Don't worry; Google isn't replacing its human workers with four-legged beasties. Not yet, at least. Still, it's probably a good time to update the skills section of your resume: If you can stand for hours at a time, like to investigate strange things, and can speak a foreign language (bleating is a foreign language, right?), it might not be a bad idea to add these if you're looking to get a job at the home of the world's largest search engine.

The Googleplex in Mountain View, California, sprawls across 12 acres, with grass and trees mingled amidst its many buildings. Like most of California, Google's headquarters is nestled within a region wracked by severe drought. Many California-based companies take up green initiatives and do what they can to offset humankind's carbon footprint, because there's always the persistent threat of working in what amounts to a year-round fire season. So, when a company comes up with a novel way to help combat the changing climate, we may not want to brush it off as a silly extravagance.

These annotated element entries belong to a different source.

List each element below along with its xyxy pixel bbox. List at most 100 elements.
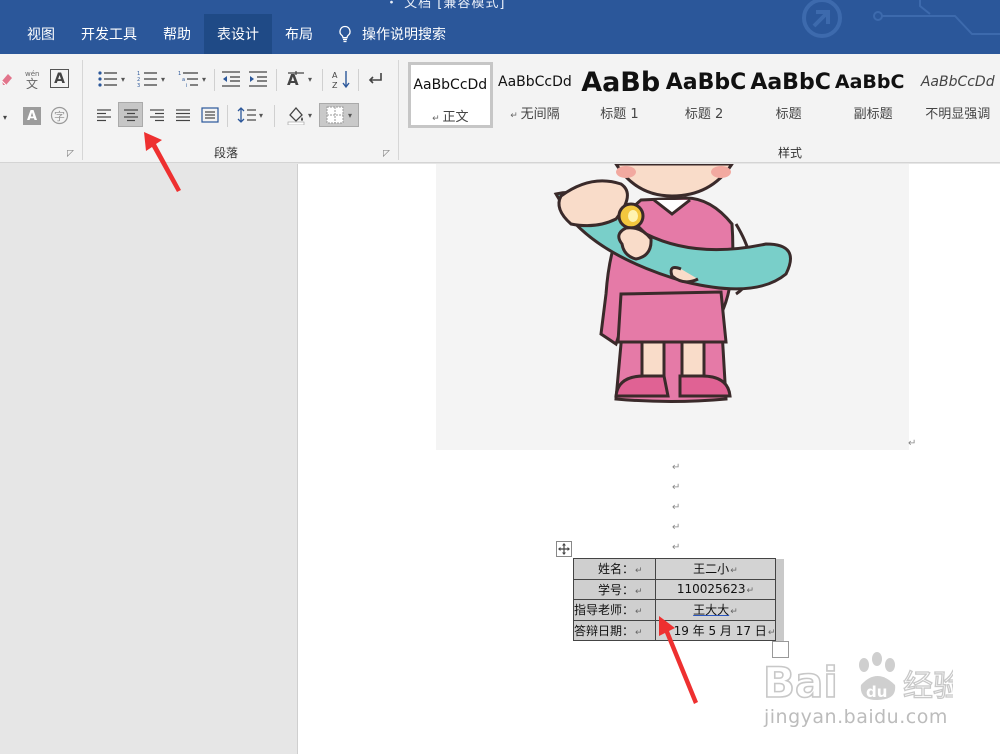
- style-name: 标题: [775, 107, 802, 122]
- font-dialog-launcher-icon[interactable]: ◸: [67, 149, 74, 159]
- decrease-indent-icon[interactable]: [220, 68, 242, 90]
- tab-help[interactable]: 帮助: [150, 14, 204, 54]
- svg-text:3: 3: [137, 83, 140, 88]
- svg-text:1: 1: [178, 71, 181, 77]
- style-heading-2[interactable]: AaBbC 标题 2: [662, 62, 747, 128]
- paragraph-mark: ↵: [672, 482, 681, 493]
- show-paragraph-marks-icon[interactable]: [364, 68, 386, 90]
- borders-icon[interactable]: ▾: [319, 103, 359, 127]
- table-row: 姓名：↵ 王二小↵: [573, 558, 784, 580]
- red-arrow-icon: [659, 616, 698, 704]
- table-label-cell[interactable]: 答辩日期：↵: [573, 619, 656, 641]
- paragraph-dialog-launcher-icon[interactable]: ◸: [383, 149, 390, 159]
- table-value-cell[interactable]: 王二小↵: [654, 558, 777, 580]
- style-preview: AaBbCcDd: [498, 74, 572, 90]
- style-name: 标题 2: [684, 107, 724, 122]
- style-normal[interactable]: AaBbCcDd ↵ 正文: [408, 62, 493, 128]
- style-title[interactable]: AaBbC 标题: [746, 62, 831, 128]
- align-center-icon[interactable]: [118, 102, 143, 127]
- svg-text:字: 字: [54, 109, 65, 123]
- style-no-spacing[interactable]: AaBbCcDd ↵ 无间隔: [493, 62, 578, 128]
- tab-view[interactable]: 视图: [27, 14, 68, 54]
- style-name: 正文: [442, 110, 469, 125]
- numbering-icon[interactable]: 123 ▾: [134, 68, 168, 90]
- multilevel-list-icon[interactable]: 1ai ▾: [175, 68, 209, 90]
- svg-text:a: a: [182, 77, 185, 83]
- name-label: 姓名：: [598, 562, 635, 577]
- align-left-icon[interactable]: [94, 104, 114, 126]
- enclose-characters-icon[interactable]: 字: [50, 106, 69, 125]
- tell-me-search[interactable]: 操作说明搜索: [326, 14, 459, 54]
- table-row: 学号：↵ 110025623↵: [573, 578, 784, 600]
- red-arrow-icon: [144, 132, 181, 192]
- circuit-decoration-icon: [802, 0, 1000, 38]
- icon-separator: [227, 105, 228, 127]
- paragraph-mark: ↵: [672, 462, 681, 473]
- style-preview: AaBbC: [750, 69, 831, 95]
- distributed-icon[interactable]: [199, 104, 221, 126]
- sort-icon[interactable]: AZ: [330, 68, 352, 90]
- phonetic-guide-icon[interactable]: wén 文: [24, 69, 42, 89]
- table-label-cell[interactable]: 指导老师：↵: [573, 599, 656, 621]
- row-end-marker: [775, 620, 784, 641]
- justify-icon[interactable]: [173, 104, 193, 126]
- style-preview: AaBbC: [665, 69, 747, 95]
- paragraph-group-label: 段落: [214, 146, 239, 160]
- tell-me-label: 操作说明搜索: [362, 27, 446, 43]
- style-preview: AaBb: [581, 66, 661, 98]
- name-value: 王二小: [693, 562, 730, 577]
- style-preview: AaBbC: [834, 71, 905, 93]
- tab-developer[interactable]: 开发工具: [68, 14, 150, 54]
- table-label-cell[interactable]: 姓名：↵: [573, 558, 656, 580]
- student-id-value: 110025623: [676, 582, 746, 597]
- paragraph-mark: ↵: [672, 542, 681, 553]
- row-end-marker: [775, 579, 784, 600]
- paragraph-mark: ↵: [672, 502, 681, 513]
- svg-text:Z: Z: [332, 81, 338, 89]
- icon-separator: [214, 69, 215, 91]
- table-label-cell[interactable]: 学号：↵: [573, 578, 656, 600]
- font-color-dropdown-icon[interactable]: ▾: [0, 109, 12, 125]
- lightbulb-icon: [339, 25, 351, 43]
- table-value-cell[interactable]: 110025623↵: [654, 578, 777, 600]
- style-heading-1[interactable]: AaBb 标题 1: [577, 62, 662, 128]
- clear-formatting-icon[interactable]: [0, 70, 16, 88]
- tab-table-design[interactable]: 表设计: [204, 14, 272, 54]
- baidu-jingyan-watermark: Bai du 经验: [763, 652, 953, 707]
- style-name: 副标题: [853, 107, 893, 122]
- character-border-icon[interactable]: A: [50, 69, 69, 88]
- paragraph-mark: ↵: [672, 522, 681, 533]
- bullets-icon[interactable]: ▾: [94, 68, 128, 90]
- group-separator: [82, 60, 83, 160]
- table-move-handle-icon[interactable]: [556, 541, 572, 557]
- tab-layout[interactable]: 布局: [272, 14, 326, 54]
- group-separator: [398, 60, 399, 160]
- icon-separator: [358, 69, 359, 91]
- row-end-marker: [775, 599, 784, 620]
- style-preview: AaBbCcDd: [920, 74, 995, 90]
- character-shading-icon[interactable]: A: [23, 107, 41, 125]
- svg-text:文: 文: [26, 76, 38, 89]
- window-title: ・ 文档 [兼容模式]: [385, 0, 506, 11]
- chinese-layout-icon[interactable]: A ▾: [282, 68, 316, 90]
- increase-indent-icon[interactable]: [247, 68, 269, 90]
- style-name: 标题 1: [600, 107, 639, 122]
- style-name: 无间隔: [520, 107, 560, 122]
- icon-separator: [322, 69, 323, 91]
- watermark-url: jingyan.baidu.com: [764, 706, 948, 728]
- row-end-marker: [775, 558, 784, 579]
- student-id-label: 学号：: [598, 582, 635, 597]
- svg-text:i: i: [186, 83, 187, 88]
- style-subtitle[interactable]: AaBbC 副标题: [831, 62, 916, 128]
- align-right-icon[interactable]: [147, 104, 167, 126]
- ribbon-tab-bar: ・ 文档 [兼容模式] 视图 开发工具 帮助 表设计 布局 操作说明搜索: [0, 0, 1000, 54]
- shading-icon[interactable]: ▾: [282, 104, 316, 126]
- style-subtle-emphasis[interactable]: AaBbCcDd 不明显强调: [915, 62, 1000, 128]
- ribbon-tabs: 视图 开发工具 帮助 表设计 布局 操作说明搜索: [0, 14, 459, 54]
- line-spacing-icon[interactable]: ▾: [233, 104, 267, 126]
- svg-text:Bai: Bai: [763, 658, 838, 707]
- defense-date-label: 答辩日期：: [574, 623, 635, 638]
- paragraph-mark: ↵: [908, 438, 917, 449]
- word-window: ・ 文档 [兼容模式] 视图 开发工具 帮助 表设计 布局 操作说明搜索 wén…: [0, 0, 1000, 754]
- svg-text:du: du: [866, 683, 887, 701]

Such is the curious case of Google's goats.

Google's goats help keep its workers safe

In the spring of 2009, Google hired a local company that brought in some 200 goats for a week to eat (and simultaneously fertilize) the grass surrounding its campus. The goats were less noisy than traditional lawnmowers, and because they didn't use gasoline or spew out exhaust, they were thought to be a more "low-carbon approach" to something that needed to be done anyway. Google claimed it cost about the same as hiring a landscaping company, but were "a lot cuter to watch."

With the worst drought in 1,200 years as of 2021, other cities, states, and countries today are using an old, yet simple technique to clear away areas of dry grass. The goats are excellent for clearing hard-to-reach areas like steep hills or rocky terrain, and a herd of 100 goats can efficiently eat and clear up to an acre in one day.

While lettings goats gobble up everything in sight helps, they're not great for every situation and, in the end, should be used as just one part of a much bigger fire prevention plan.